The switch from normal Saffi to work mode Saffi was so funny, that Raizen laughed out loud. It startled him, but no burn followed.
She looked up, startled. "What?"
"You can't just transform like that!" he laughed again, just to see if his ribs would burn again. They didn't. "You almost passed out at the door and now you're extremely serious"
"I'm a professional" she said and tried to hide a smile. "Professionals adapt."
He shook his head and let the grin sit. "You are here. Just leave the other things aside"
She nodded. The flush had not entirely left. It made her look younger and braver at the same time.
"How are you" she asked, and this time she didn't mean the numbers.
"Better" he said, honestly. And this time, it was true. I breathe more, and now it's boring.
"Boring is good" she said lightly, but her shoulders dropped a centimeter like tension had been excavated by the word.
He lifted his chin toward the stack. "I finished most of them. The fishing one is wrong."
She stared. "About what?"
"Fish don't make sense!" he said solemn. "They're chaos with bones!"

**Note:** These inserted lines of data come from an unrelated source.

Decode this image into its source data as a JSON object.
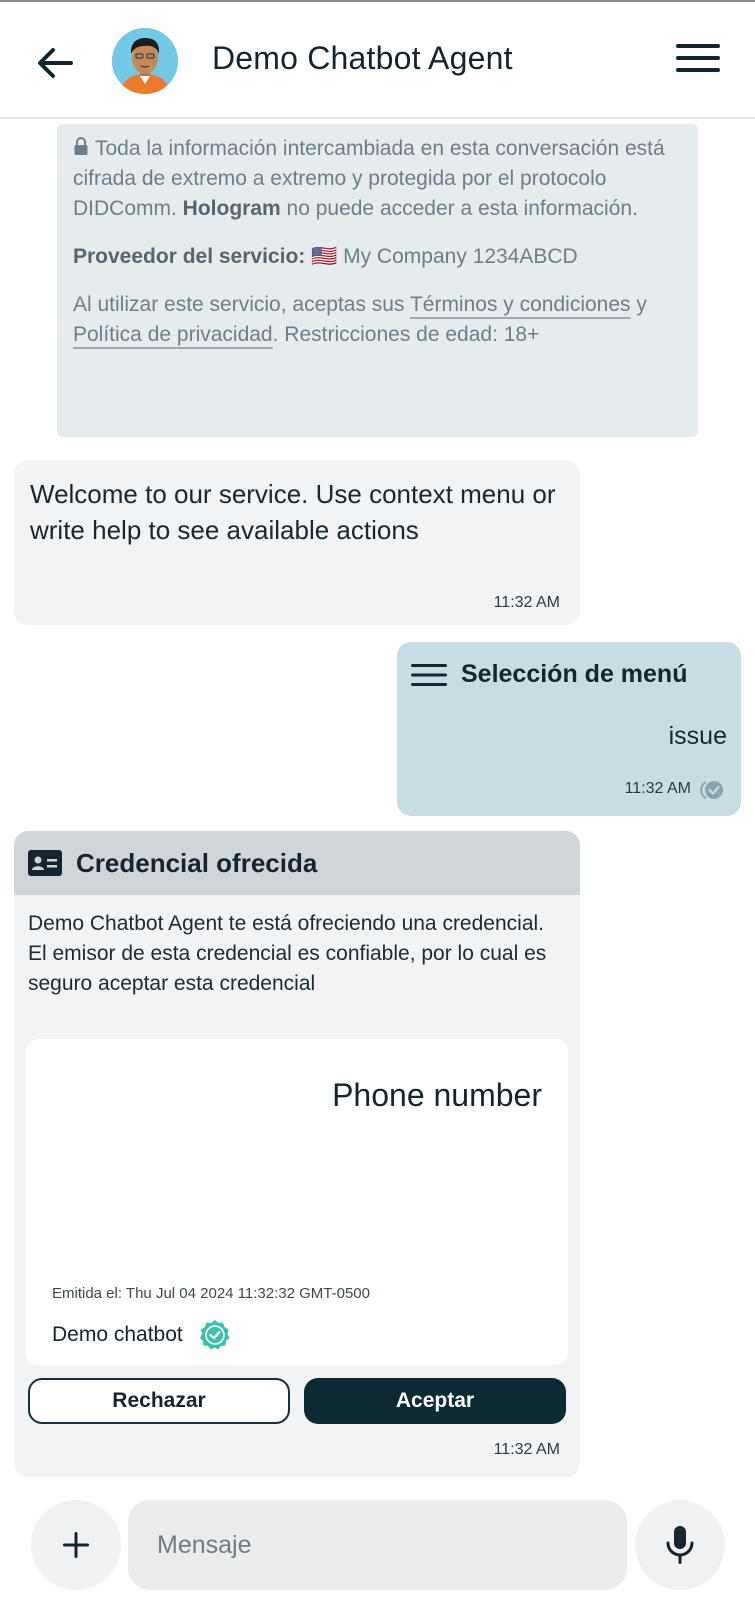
{
  "header": {
    "title": "Demo Chatbot Agent",
    "back_icon": "arrow-left-icon",
    "menu_icon": "hamburger-menu-icon"
  },
  "info": {
    "p1_part1": "Toda la información intercambiada en esta conversación está cifrada de extremo a extremo y protegida por el protocolo DIDComm. ",
    "p1_bold": "Hologram",
    "p1_part2": " no puede acceder a esta información.",
    "provider_label": "Proveedor del servicio:",
    "provider_flag": "🇺🇸",
    "provider_name": "My Company 1234ABCD",
    "terms_prefix": "Al utilizar este servicio, aceptas sus ",
    "terms_link": "Términos y condiciones",
    "terms_and": " y ",
    "privacy_link": "Política de privacidad",
    "terms_suffix": ". Restricciones de edad: 18+"
  },
  "messages": {
    "welcome": {
      "text": "Welcome to our service. Use context menu or write help to see available actions",
      "time": "11:32 AM"
    },
    "menu_selection": {
      "label": "Selección de menú",
      "value": "issue",
      "time": "11:32 AM"
    },
    "credential": {
      "header": "Credencial ofrecida",
      "description": "Demo Chatbot Agent te está ofreciendo una credencial. El emisor de esta credencial es confiable, por lo cual es seguro aceptar esta credencial",
      "card_name": "Phone number",
      "issued": "Emitida el: Thu Jul 04 2024 11:32:32 GMT-0500",
      "issuer": "Demo chatbot",
      "reject_label": "Rechazar",
      "accept_label": "Aceptar",
      "time": "11:32 AM"
    }
  },
  "composer": {
    "placeholder": "Mensaje",
    "add_icon": "plus-icon",
    "mic_icon": "microphone-icon"
  },
  "colors": {
    "accent": "#0c2a34",
    "info_bg": "#e6ecee",
    "outgoing_bg": "#c7dde4",
    "verified": "#3cc0b0"
  }
}
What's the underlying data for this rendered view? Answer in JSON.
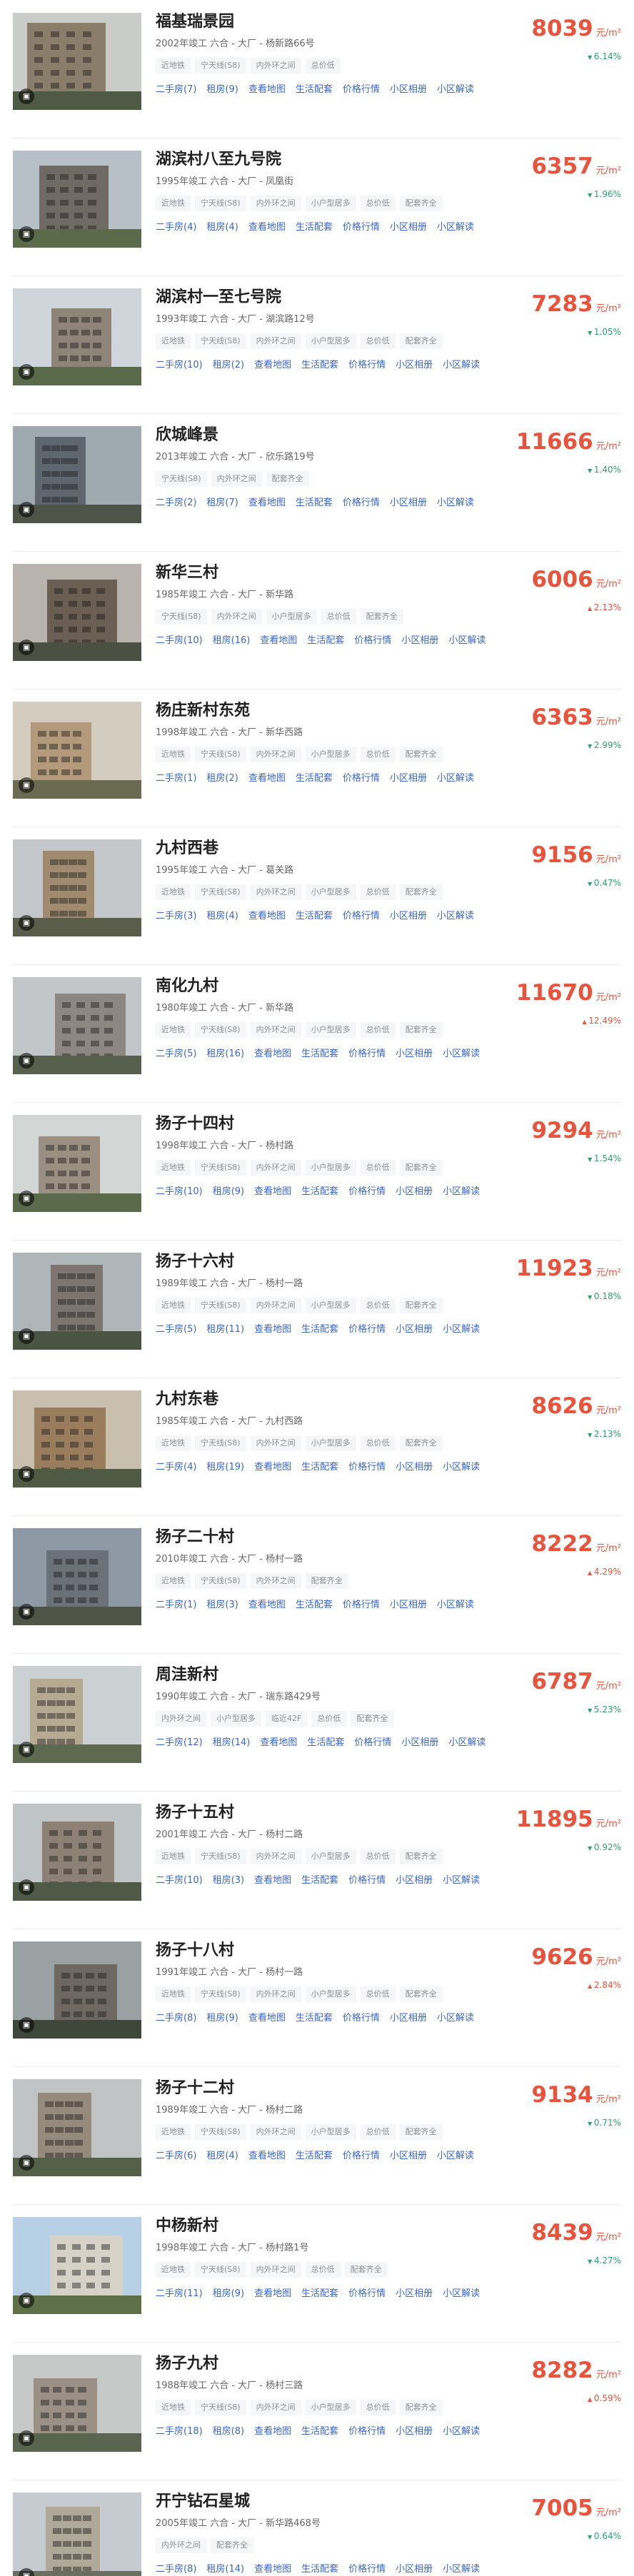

Finally she let the real smile out. "That sounds just like you"
He looked back at her hand. The bag was still there, small and pink and very much not what Saffi usually carried. It had a tiny silver bow on one side like it wanted to be brave.
"The nurse told you to come in" he said.
"We don't talk about what the nurse told me" she muttered, then cleared her throat and tried the work voice again. "Ahem. I brought something"
He raised his eyebrows. "Is it pink?"
"No. It's for you"
He tilted his head. "What do you mean?"
"For you" she repeated. He looked at her face, not the bag. The redness had faded to a warm color. Her eyes were steady again. Worry still sat behind them. She had probably practiced this in the hall. She had probably turned away once, then twice, and come back anyway.
"Alright" he said, leaning a little closer. "What is it?"